There are many 'hidden' sides, nooks corners and crannies of our railway history, indeed there are probably more obscure and little known facets and features than there are well known and familiar aspects. Special traffic of all sorts has often been consigned to the obscure and a good example is football traffic. Perhaps it was 'best left forgotten' after attaining something of an evil reputation in the 1960s, but through the photographs of W.A.C. Smith and the notes of Paul Anderson, it is possible to revive and recount in some considerable detail football trains (at least north of the border) in their steam heyday. Some highly unusual stock, locomotives and locations in Glasgow Football Traffic.

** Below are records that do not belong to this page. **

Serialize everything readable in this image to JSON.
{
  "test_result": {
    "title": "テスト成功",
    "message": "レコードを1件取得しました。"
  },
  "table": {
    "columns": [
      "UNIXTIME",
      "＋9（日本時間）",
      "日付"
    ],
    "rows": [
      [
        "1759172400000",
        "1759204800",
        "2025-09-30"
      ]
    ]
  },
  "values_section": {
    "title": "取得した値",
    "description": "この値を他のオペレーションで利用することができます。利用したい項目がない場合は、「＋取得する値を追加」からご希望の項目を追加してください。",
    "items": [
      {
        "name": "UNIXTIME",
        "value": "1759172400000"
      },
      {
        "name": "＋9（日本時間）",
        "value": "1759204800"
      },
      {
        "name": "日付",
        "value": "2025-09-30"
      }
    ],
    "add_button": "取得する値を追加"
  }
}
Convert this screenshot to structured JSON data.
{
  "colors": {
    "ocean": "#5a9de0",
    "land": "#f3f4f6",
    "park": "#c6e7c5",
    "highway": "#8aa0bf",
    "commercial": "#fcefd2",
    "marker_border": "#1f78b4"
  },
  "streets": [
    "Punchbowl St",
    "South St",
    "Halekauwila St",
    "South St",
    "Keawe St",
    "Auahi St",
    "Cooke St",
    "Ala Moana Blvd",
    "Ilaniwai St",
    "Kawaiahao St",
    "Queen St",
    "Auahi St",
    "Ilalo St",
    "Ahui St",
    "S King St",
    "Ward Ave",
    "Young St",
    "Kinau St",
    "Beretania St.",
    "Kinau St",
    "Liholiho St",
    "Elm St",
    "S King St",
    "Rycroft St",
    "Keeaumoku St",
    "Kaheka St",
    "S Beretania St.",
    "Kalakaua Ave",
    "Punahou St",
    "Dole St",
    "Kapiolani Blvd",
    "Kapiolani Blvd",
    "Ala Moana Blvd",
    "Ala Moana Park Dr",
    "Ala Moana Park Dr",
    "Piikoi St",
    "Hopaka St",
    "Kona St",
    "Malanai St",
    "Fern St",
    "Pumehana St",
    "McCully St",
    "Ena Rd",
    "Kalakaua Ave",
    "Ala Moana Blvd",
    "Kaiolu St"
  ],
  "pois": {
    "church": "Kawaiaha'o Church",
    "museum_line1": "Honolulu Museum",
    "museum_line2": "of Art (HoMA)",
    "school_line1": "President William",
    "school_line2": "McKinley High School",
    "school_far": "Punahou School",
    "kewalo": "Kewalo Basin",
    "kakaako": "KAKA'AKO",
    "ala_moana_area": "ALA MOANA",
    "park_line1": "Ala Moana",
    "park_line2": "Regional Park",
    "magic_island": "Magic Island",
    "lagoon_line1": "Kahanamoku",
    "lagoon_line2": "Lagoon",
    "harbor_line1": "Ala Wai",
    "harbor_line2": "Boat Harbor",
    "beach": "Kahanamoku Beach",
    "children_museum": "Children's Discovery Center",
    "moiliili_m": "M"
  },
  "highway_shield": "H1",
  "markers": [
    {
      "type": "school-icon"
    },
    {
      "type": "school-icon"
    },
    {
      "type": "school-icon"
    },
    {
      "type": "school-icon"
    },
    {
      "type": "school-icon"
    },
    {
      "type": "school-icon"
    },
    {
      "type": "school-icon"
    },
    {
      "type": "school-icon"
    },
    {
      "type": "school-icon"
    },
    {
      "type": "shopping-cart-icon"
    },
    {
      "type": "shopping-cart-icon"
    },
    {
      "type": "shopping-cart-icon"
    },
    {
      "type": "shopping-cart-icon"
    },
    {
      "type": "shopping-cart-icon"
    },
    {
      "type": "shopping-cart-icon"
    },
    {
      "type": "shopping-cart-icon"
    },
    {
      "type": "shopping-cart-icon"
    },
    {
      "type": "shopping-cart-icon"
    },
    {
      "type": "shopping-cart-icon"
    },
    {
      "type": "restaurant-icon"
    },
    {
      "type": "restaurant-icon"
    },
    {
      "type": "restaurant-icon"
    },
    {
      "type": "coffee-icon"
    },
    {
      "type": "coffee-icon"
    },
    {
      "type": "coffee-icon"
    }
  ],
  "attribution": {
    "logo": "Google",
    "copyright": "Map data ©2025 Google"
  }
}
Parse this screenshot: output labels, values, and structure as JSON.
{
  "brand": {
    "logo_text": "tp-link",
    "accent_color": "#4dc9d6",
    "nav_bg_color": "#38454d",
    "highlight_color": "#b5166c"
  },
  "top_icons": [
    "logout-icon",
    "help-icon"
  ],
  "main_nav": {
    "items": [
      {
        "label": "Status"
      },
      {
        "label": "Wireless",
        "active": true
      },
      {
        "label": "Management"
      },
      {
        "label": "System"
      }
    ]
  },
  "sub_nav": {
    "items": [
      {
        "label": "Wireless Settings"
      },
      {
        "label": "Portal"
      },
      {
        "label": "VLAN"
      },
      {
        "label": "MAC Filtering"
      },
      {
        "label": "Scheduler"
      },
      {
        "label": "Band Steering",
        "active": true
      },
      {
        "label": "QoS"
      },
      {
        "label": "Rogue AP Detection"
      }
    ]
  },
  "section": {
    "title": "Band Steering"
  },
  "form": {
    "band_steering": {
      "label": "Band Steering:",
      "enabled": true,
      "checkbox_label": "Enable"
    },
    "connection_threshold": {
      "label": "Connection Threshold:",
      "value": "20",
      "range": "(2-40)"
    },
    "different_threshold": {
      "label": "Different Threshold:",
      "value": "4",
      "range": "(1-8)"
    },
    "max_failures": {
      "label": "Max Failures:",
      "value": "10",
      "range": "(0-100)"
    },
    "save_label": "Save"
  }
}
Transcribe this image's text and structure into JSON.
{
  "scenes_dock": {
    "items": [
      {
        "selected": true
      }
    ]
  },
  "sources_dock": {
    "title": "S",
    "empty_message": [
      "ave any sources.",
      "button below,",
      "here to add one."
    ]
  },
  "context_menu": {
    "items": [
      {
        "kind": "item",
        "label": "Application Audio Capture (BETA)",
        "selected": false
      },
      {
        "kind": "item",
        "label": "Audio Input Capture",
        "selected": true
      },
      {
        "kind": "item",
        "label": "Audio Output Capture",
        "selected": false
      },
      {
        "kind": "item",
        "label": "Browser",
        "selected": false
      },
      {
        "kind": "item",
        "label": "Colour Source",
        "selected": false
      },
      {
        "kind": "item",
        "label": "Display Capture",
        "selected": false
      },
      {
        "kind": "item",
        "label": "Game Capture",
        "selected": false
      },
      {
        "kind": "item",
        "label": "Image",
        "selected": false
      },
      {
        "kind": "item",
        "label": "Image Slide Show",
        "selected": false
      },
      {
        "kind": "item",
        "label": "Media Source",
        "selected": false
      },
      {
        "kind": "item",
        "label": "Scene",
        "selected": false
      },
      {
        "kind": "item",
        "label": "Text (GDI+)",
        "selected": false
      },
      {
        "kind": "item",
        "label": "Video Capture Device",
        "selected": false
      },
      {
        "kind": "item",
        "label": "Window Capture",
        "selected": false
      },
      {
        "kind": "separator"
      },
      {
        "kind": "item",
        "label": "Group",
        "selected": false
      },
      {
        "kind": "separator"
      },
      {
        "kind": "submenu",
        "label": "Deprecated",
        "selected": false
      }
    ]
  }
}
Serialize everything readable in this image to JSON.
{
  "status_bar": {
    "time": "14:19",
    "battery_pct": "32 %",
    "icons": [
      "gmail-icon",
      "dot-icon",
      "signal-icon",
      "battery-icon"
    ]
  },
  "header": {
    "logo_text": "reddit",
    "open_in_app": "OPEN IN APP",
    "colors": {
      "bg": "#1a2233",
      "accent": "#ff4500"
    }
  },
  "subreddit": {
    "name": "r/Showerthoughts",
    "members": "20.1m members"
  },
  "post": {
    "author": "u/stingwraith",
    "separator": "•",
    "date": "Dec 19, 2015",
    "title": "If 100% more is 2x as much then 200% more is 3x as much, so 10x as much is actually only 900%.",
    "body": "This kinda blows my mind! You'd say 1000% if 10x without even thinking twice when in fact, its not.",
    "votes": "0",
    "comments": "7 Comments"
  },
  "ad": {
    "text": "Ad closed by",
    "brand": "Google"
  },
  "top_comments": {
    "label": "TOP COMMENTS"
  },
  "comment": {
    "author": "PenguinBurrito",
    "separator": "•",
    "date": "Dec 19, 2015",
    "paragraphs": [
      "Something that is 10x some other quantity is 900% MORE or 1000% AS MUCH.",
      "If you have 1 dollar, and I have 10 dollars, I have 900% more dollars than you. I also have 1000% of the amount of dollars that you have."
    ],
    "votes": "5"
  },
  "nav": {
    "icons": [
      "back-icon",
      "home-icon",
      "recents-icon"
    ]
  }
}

The 1500 tanks were a personal favourite of the Editor. Quick circuits of the London termini in the early 'sixties yielded less and less steam - south east and north, from Victoria in an arc across to Kings Cross and St. Pancras, diesels and electrics were fast becoming ubiquitous. Euston was a terrible bombsite but steam crept in and out on the carriage jobs to Willesden. Anything from a Mogul to a Britannia. Marylebone could turn up a B1 but only at Waterloo was there anything like a steam railway. At Paddington one never knew quite what to expect towards the end but an absolutely enduring memory is the rearing bulk of the 15XX, which seemed to sit there immovable, like some watchful sentinel. The big 15XX design was indeed Odd One Out. At Harwich was The LNER's Entry into Europe and here we board yet another long lost and long forgotten feature of the railway, the train ferry. The Channel boats have perhaps always been the most familiar but the LNER had its own entree into Europe, its Zeebrugge ferries serving a wide British hinterland, encompassing more or less the whole country. Peter Tatlow (like many of us) begins his story as food rationed child in the 1940s - an assumption that the vast trade with Europe grew from the War proved groundless as his studies took him back to. of all things, the Edinburgh and Northern Railway, a predecessor of the North British.

This issue foregoes Diesel Dawn, which will disappoint one reader at least, but Fourum (putting flesh on the bones of an obscure location). Nocturne again and one or two other one-offs are still with us. In the grab bag principle that drives British Railways Illustrated, London Midland matters are not to the fore, this time around - last month of course provided a generous LMR outing and next time around the whole mix will doubtless reconstitute itself in yet another form. In this issue, most unusually. Station Survey also takes a breather, but there are some fine maps and drawings to compensate.

The Southern in this last bi-monthly issue is represented by a tale of the ordinary-clerical and station-masterly life at Southampton Terminus touched by a hint of glamour. The great ocean ships in a time before cheap mass travel vied once with the railways for the rapt attention of the newsreel audiences and this indeed, albeit in ever fading form, continued through the 1950s. A homely account by T.A. Carter, illustrated by the efforts of R.C. Riley.